Plenary Speaker – Gerald T. Takano, AIA
‘Beyond Sentiment: Financing the Rehabilitation and Restoration of Historic Company Towns’
The study and research of American company towns and industrial sites have traditionally concentrated on historical, architectural, political and social developments. The ascent and success of these places, during historical periods of economic diversification and the search for new lands and resources, are adequately recorded. From sugar plantations to the logging industry a wealth of information is accessible to document past achievements, utopian paternalism and welfare capitalism of the era’s industrial expansion. What is unfortunately missing, however, are current case studies for the funding of the rehabilitation and adaptive reuse of former company towns and industrial sites especially in a declining and changing economic environment. Without major supplemental financial resources and fiscal sustainability, these places will vanish or be transformed radically. Dependence on governmental protection, subsidies and punitive measures are insufficient to maintain and revive physical entities continually threatened with insensitive alterations, redevelopment or demolition. Unlike individual building or structures, the survival of entire historic towns or industrial complexes, with multiple contributing resources and antiquated infrastructures, requires new realistic objectives.
This presentation will primarily assess selected California sites challenged with new social attitudes, a weakened American economy and decades of car-oriented, suburban planning directives. The conflicts, collaborations and problem-solving solutions among citizens, government and developers will also be explored. Examples will include the San Francisco Presidio, a former military-industrial community, and the collective resources of residential, commercial, and industrial buildings of the privately owned lumber mill towns of Samoa and Scotia, California. These towns provide a study of funding constraints and opportunities in achieving historic preservation and conservation within economically depressed regions and economies. Samoa pursues a complex and controversial development plan process while Scotia recently received approval to subdivide the town into various parcels. Ongoing conflicts and disagreements, erupting over the redevelopment of these towns, have resulted in years of inactivity and delayed development.
The fundamental purpose of the presentation is to identify workable strategies to minimize further erosion and degradation of the sites’ fabric and authenticity when public fiscal resources are extremely limited and governmental requirements and restrictions remain arduous and formidable. All case study examples require fiscal responsibility — support and commitment must be secured from the private sector as well as from policy makers and community advocates.

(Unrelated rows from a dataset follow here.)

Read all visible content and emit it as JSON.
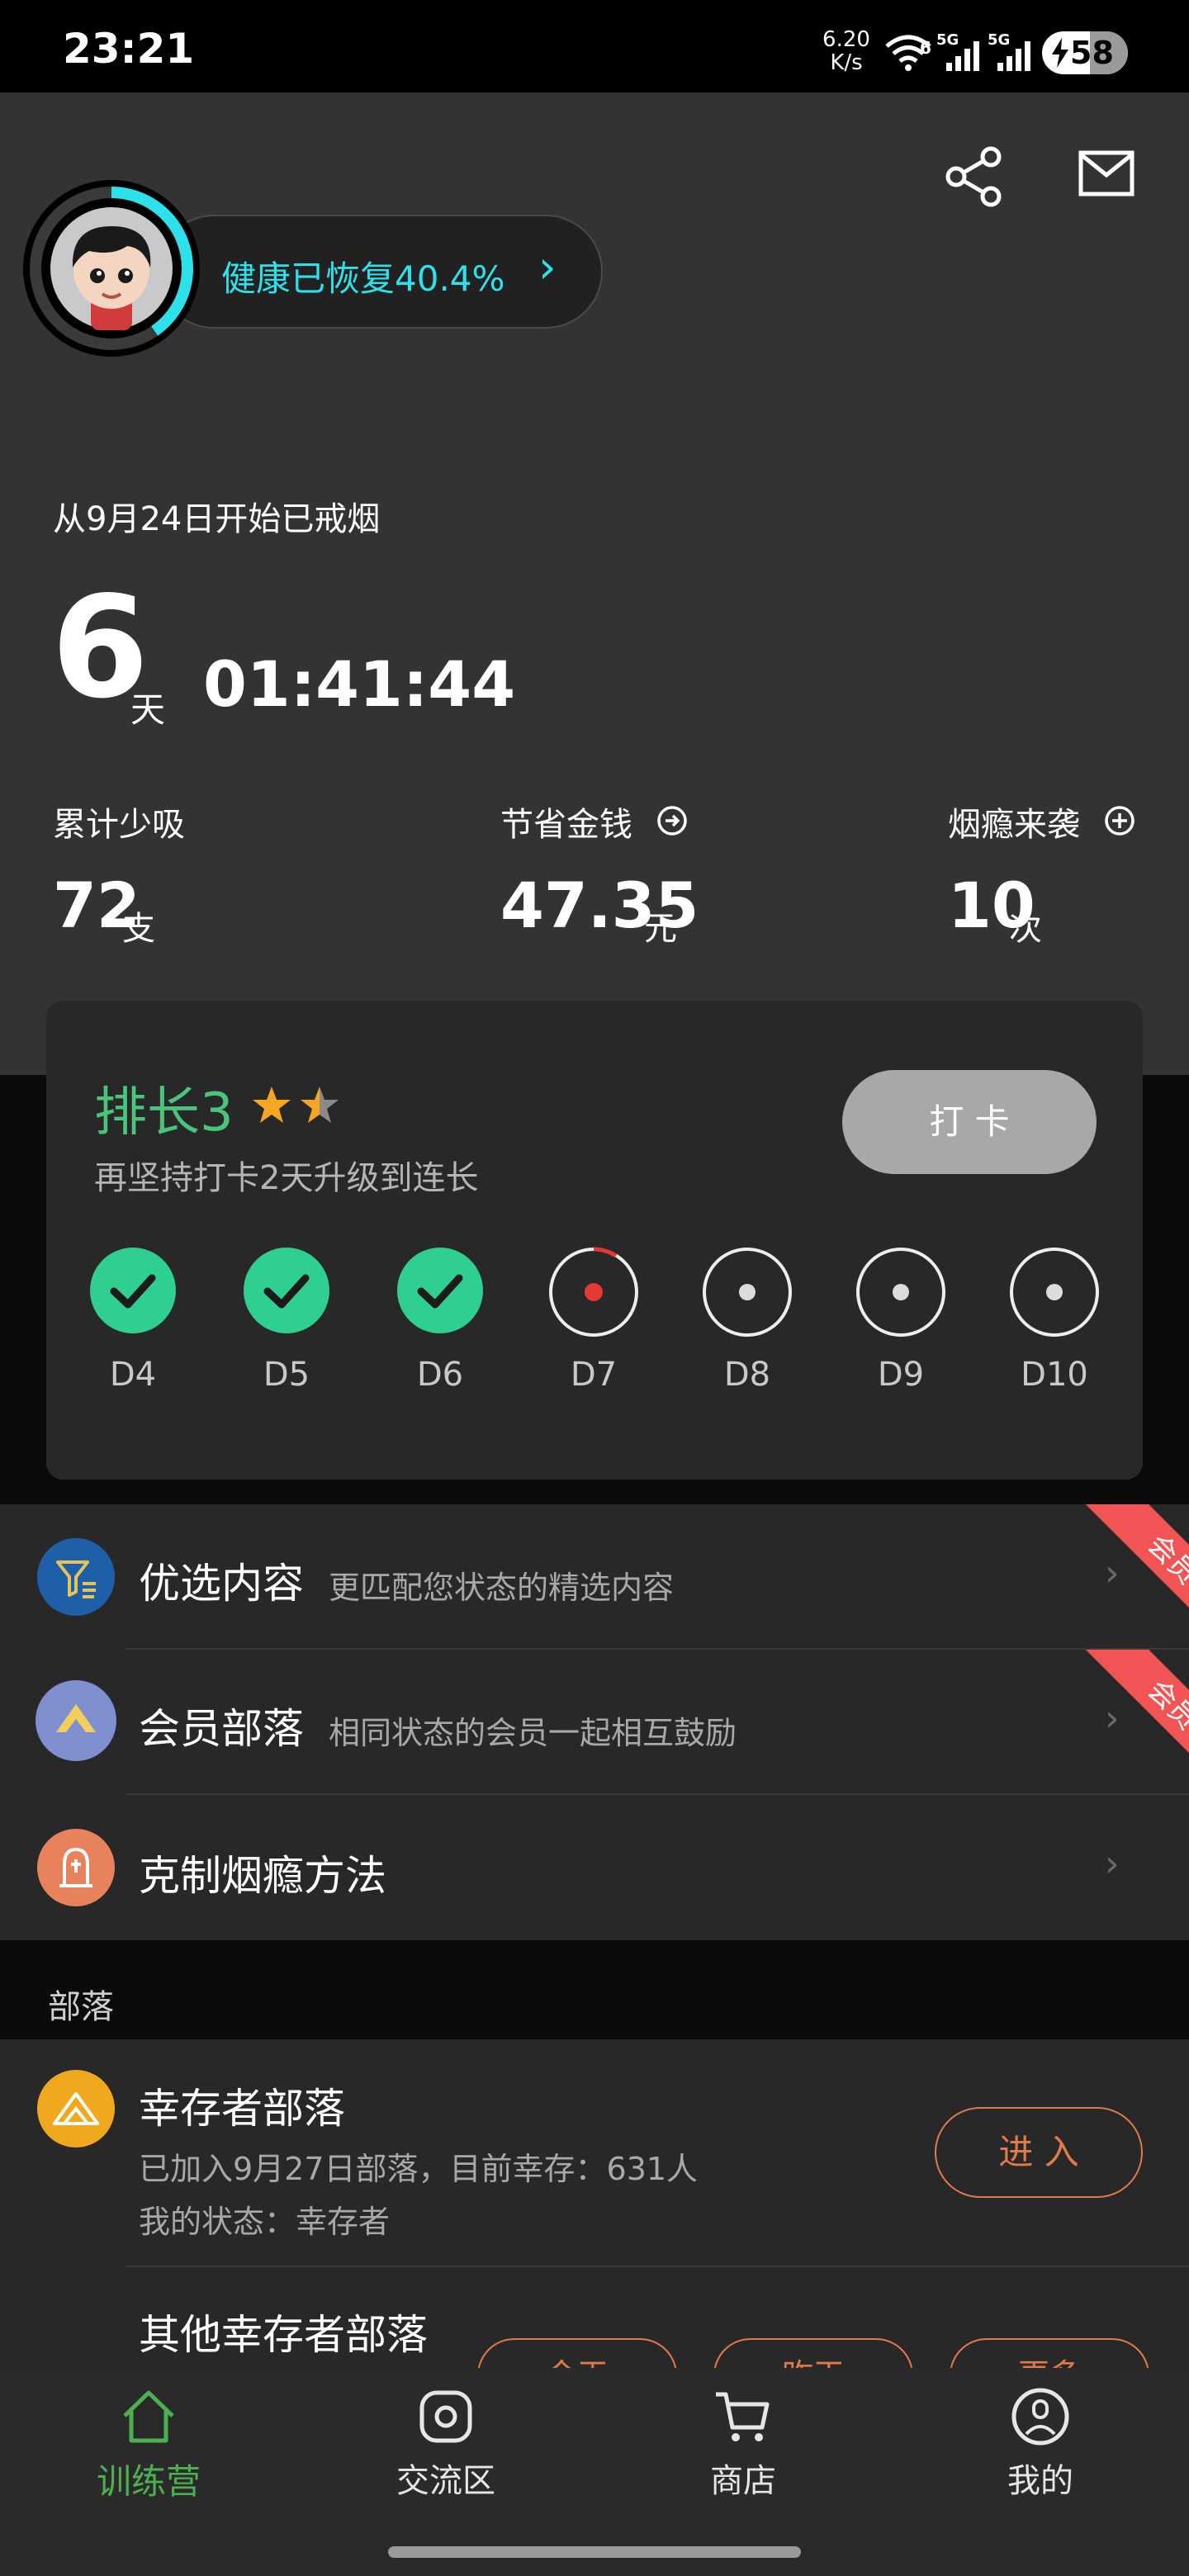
{
  "status_bar": {
    "time": "23:21",
    "net_speed_value": "6.20",
    "net_speed_unit": "K/s",
    "wifi_label": "6",
    "sim1": "5G",
    "sim2": "5G",
    "battery": "58"
  },
  "header": {
    "health_text": "健康已恢复40.4%",
    "health_chevron": "›",
    "health_progress": 0.404
  },
  "quit": {
    "since_text": "从9月24日开始已戒烟",
    "days": "6",
    "days_unit": "天",
    "time": "01:41:44"
  },
  "stats": [
    {
      "label": "累计少吸",
      "value": "72",
      "unit": "支"
    },
    {
      "label": "节省金钱",
      "value": "47.35",
      "unit": "元"
    },
    {
      "label": "烟瘾来袭",
      "value": "10",
      "unit": "次"
    }
  ],
  "rank": {
    "title": "排长3",
    "subtitle": "再坚持打卡2天升级到连长",
    "checkin_button": "打 卡",
    "stars": 1.5,
    "days": [
      {
        "label": "D4",
        "state": "done"
      },
      {
        "label": "D5",
        "state": "done"
      },
      {
        "label": "D6",
        "state": "done"
      },
      {
        "label": "D7",
        "state": "current"
      },
      {
        "label": "D8",
        "state": "pending"
      },
      {
        "label": "D9",
        "state": "pending"
      },
      {
        "label": "D10",
        "state": "pending"
      }
    ]
  },
  "menu": [
    {
      "title": "优选内容",
      "desc": "更匹配您状态的精选内容",
      "ribbon": "会员",
      "icon": "filter-icon",
      "icon_color": "#1e5fa8"
    },
    {
      "title": "会员部落",
      "desc": "相同状态的会员一起相互鼓励",
      "ribbon": "会员",
      "icon": "tribe-icon",
      "icon_color": "#7f8fcf"
    },
    {
      "title": "克制烟瘾方法",
      "desc": "",
      "ribbon": "",
      "icon": "method-icon",
      "icon_color": "#e8825c"
    }
  ],
  "tribe_section": {
    "header": "部落",
    "my_tribe": {
      "name": "幸存者部落",
      "info": "已加入9月27日部落，目前幸存：631人",
      "status": "我的状态：幸存者",
      "enter_button": "进 入"
    },
    "other_title": "其他幸存者部落",
    "other_buttons": [
      "今天",
      "昨天",
      "更多"
    ]
  },
  "tabs": [
    {
      "label": "训练营",
      "icon": "home-icon",
      "active": true
    },
    {
      "label": "交流区",
      "icon": "camera-icon",
      "active": false
    },
    {
      "label": "商店",
      "icon": "cart-icon",
      "active": false
    },
    {
      "label": "我的",
      "icon": "profile-icon",
      "active": false
    }
  ],
  "colors": {
    "accent_green": "#4caf50",
    "rank_green": "#49c47a",
    "check_green": "#2ecf91",
    "cyan": "#2ee0ea",
    "ribbon_red": "#f05454",
    "orange": "#e07a4a"
  }
}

Plenary Speaker – Prof Peter Spearritt, BA (Hons) Syd, PhD (ANU), M.ICOMOS
In summing up the conference, Peter Spearritt will also draw on research about how Broken Hill has been portrayed over the last hundred years, and make some remarks about current and potential tourism. While industrial heritage has its fans, including him, the general public can be slow to appreciate its significance. And then there are the transport constraints on isolated settlements in Australia, where state governments, the federal government and airlines are inclined to turn a blind eye.